There has been conflicting data in the literature regarding the use of wide navigator echo (NE) acceptance windows in combination with adaptive motion correction for magnetic resonance coronary angiography (MRCA). This in part may be due to the use of a fixed correction factor when applying the adaptive motion-correction algorithm, which may potentially result in miscorrection of the imaging slice in subjects whose correction factor differs widely from the mean. We have addressed this issue by measuring the superior/inferior correction factor in 25 subjects and assessing the effect of using a subject-specific correction factor (CFss) for MRCA in comparison with no adaptive motion correction (CF0) and erroneous adaptive motion correction with a correction factor of 1.0 (CF1). There was a wide variation in the correction factor between subjects (proximal right coronary artery, 0.49 +/- 0.15, range 0.20-0.70; proximal left coronary artery, mean 0.59 +/- 0.15, range 0.20-0.85).

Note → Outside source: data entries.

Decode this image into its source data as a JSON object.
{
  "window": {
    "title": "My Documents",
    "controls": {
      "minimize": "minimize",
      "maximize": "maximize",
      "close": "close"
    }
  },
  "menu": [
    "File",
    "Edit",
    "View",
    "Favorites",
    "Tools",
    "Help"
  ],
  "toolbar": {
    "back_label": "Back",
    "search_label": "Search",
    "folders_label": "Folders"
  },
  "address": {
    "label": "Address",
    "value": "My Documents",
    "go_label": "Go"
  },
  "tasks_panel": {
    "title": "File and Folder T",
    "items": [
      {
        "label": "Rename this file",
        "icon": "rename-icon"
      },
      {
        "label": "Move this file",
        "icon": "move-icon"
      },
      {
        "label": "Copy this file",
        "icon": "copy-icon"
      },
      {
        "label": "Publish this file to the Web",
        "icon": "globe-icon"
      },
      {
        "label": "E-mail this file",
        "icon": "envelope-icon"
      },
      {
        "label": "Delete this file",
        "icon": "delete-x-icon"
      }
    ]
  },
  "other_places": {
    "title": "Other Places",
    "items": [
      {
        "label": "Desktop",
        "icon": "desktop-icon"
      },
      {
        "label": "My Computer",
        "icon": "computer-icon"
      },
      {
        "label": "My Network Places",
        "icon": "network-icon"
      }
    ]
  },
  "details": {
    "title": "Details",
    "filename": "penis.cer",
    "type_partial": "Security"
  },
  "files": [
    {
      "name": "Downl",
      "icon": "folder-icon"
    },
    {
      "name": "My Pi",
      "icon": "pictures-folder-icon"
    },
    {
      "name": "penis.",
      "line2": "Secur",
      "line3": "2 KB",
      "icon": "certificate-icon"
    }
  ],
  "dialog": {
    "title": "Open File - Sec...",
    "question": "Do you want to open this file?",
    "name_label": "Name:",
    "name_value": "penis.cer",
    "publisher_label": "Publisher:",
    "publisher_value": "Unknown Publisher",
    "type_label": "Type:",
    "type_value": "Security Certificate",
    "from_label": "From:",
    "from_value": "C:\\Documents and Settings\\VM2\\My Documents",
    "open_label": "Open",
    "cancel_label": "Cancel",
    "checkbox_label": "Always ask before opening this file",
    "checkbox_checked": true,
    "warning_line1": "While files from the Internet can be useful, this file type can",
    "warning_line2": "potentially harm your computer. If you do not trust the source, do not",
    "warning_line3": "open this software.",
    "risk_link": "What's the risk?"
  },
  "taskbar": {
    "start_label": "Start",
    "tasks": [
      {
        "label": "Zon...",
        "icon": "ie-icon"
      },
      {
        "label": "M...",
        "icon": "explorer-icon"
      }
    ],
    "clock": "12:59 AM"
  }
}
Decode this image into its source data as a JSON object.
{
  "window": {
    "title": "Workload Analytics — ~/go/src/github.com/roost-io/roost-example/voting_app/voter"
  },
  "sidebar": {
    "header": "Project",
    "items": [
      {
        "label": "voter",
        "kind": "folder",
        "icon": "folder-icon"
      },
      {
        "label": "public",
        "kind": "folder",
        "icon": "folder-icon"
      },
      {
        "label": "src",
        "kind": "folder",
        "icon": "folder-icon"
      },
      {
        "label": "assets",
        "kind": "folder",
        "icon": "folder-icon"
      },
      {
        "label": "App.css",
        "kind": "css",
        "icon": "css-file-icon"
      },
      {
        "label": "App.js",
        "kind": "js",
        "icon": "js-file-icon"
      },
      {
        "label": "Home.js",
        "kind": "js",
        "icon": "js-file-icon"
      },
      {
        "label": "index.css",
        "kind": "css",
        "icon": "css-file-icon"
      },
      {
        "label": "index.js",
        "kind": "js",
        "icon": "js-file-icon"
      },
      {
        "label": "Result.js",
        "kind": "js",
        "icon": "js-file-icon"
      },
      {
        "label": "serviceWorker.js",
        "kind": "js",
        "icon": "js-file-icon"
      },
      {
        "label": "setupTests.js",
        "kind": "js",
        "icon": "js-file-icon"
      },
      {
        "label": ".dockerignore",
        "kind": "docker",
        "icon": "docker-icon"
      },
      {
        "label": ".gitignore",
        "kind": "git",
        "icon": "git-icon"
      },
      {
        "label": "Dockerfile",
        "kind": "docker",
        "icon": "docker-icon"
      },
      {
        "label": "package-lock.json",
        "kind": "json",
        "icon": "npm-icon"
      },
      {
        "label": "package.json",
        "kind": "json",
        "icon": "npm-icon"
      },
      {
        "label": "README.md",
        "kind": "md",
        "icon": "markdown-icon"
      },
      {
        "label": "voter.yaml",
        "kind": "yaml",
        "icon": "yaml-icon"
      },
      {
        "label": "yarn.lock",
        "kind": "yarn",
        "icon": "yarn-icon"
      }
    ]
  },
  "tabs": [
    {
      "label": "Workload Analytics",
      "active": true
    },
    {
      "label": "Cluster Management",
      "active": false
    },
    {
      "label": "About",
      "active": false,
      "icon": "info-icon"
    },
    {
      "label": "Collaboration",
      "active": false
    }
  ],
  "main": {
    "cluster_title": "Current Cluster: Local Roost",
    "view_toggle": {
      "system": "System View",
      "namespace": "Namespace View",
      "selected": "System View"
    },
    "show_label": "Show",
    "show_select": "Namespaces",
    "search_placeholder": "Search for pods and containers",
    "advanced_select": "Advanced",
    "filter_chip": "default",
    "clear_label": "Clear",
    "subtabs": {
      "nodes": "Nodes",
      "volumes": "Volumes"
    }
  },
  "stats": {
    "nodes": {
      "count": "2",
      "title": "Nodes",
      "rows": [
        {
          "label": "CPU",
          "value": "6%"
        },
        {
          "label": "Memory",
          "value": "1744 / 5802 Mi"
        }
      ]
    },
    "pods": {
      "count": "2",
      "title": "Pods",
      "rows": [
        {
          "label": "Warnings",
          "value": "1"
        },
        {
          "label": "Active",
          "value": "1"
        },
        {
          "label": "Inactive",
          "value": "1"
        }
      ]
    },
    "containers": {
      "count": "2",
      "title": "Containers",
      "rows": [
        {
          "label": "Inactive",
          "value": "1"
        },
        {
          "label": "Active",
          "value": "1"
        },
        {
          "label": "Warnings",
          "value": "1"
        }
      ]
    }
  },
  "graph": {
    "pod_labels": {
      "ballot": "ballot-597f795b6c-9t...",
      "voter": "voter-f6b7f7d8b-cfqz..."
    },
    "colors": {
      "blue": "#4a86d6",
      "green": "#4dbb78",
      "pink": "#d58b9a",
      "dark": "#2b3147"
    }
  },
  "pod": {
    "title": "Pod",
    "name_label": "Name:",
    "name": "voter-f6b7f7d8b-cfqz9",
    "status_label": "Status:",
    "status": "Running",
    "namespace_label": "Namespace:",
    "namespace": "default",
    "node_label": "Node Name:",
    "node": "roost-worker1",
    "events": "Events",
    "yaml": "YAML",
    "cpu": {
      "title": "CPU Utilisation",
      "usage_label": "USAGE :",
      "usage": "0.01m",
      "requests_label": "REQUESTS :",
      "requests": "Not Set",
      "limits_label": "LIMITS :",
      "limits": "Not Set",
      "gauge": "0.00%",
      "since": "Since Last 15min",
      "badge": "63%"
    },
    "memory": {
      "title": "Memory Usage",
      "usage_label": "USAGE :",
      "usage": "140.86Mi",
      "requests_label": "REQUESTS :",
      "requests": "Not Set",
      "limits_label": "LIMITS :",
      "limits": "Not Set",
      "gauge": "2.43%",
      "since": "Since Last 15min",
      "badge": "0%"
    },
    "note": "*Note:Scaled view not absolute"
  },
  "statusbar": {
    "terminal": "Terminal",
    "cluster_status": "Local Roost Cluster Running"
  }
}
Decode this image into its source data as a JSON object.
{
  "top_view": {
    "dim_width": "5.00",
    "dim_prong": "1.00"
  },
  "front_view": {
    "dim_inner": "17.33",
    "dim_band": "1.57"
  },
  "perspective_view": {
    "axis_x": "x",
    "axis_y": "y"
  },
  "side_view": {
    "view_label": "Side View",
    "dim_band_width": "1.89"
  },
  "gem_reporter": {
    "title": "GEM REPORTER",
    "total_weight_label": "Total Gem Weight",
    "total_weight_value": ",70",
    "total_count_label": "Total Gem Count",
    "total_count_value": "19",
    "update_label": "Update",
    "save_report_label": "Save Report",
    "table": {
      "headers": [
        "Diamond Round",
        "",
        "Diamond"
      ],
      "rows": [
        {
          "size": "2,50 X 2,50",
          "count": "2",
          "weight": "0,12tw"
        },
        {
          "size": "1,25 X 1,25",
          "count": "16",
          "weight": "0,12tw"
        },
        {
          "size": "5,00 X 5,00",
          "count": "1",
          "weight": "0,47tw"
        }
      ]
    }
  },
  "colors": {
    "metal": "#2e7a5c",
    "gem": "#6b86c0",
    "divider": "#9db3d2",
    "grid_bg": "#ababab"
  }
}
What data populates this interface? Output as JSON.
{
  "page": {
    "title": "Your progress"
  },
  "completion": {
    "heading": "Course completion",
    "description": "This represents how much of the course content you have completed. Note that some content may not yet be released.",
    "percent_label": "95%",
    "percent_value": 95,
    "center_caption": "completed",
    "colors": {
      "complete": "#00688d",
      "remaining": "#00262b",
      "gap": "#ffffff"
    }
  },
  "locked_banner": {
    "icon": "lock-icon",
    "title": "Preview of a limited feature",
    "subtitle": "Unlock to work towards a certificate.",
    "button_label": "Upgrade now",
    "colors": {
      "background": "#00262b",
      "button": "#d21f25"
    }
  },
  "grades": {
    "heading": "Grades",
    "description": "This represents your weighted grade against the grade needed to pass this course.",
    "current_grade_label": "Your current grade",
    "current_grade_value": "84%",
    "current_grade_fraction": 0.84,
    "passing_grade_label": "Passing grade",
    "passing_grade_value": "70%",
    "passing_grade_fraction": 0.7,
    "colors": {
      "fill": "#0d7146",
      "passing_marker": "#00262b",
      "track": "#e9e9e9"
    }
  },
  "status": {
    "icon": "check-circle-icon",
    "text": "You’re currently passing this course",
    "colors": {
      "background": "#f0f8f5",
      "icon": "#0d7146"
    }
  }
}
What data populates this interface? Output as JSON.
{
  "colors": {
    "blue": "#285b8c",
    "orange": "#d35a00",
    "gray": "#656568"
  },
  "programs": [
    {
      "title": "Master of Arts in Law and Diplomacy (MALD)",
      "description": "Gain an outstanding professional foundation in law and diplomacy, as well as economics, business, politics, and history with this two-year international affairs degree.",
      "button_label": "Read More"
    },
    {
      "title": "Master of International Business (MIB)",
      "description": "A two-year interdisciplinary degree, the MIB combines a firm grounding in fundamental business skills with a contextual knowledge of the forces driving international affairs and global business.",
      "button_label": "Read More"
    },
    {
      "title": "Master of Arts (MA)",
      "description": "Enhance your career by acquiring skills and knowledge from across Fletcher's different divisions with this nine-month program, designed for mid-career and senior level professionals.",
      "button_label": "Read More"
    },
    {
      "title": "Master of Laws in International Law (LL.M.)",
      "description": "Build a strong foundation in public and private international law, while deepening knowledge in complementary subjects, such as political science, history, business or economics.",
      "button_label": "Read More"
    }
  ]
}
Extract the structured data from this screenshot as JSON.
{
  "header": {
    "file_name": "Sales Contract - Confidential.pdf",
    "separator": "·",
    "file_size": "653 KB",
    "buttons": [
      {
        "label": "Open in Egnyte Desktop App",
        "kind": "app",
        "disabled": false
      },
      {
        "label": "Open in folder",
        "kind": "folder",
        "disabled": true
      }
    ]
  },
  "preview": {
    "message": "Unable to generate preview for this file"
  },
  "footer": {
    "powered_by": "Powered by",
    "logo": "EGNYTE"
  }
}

The subject-specific correction factor was accurately calculated from motion of the aortic root in the coronal plane between expiratory and inspiratory breathhold (correction factor calculated from coronal image versus correction factor calculated after localization of coronary arteries, r = 0.92, p < 0.001). MRCA image quality was improved using a subject-specific correction factor, for both a 6-mm NE acceptance window (CFss versus CF0, p = 0.008; CFss versus CF1, p = 0.02) and a 16-mm NE window (CFss versus CF0, p = 0.01; CFss versus CF1, p = 0.007). Furthermore, image quality was maintained between the two NE windows if the subjects-specific correction factor was used (6 versus 16 mm, p = 0.21), with an improvement in scan efficiency (6 versus 16 mm, 49 +/- 17% versus 81 +/- 22% respectively, p < 0.001). Thus, for adaptive motion correction to be implemented, a subject-specific correction factor should be used and calculated from simple coronal expiratory and inspiratory breathholds. For real-time NE-gated cardiac MR with adaptive motion correction, the NE window can be widened to reduce the acquisition period without loss of image quality.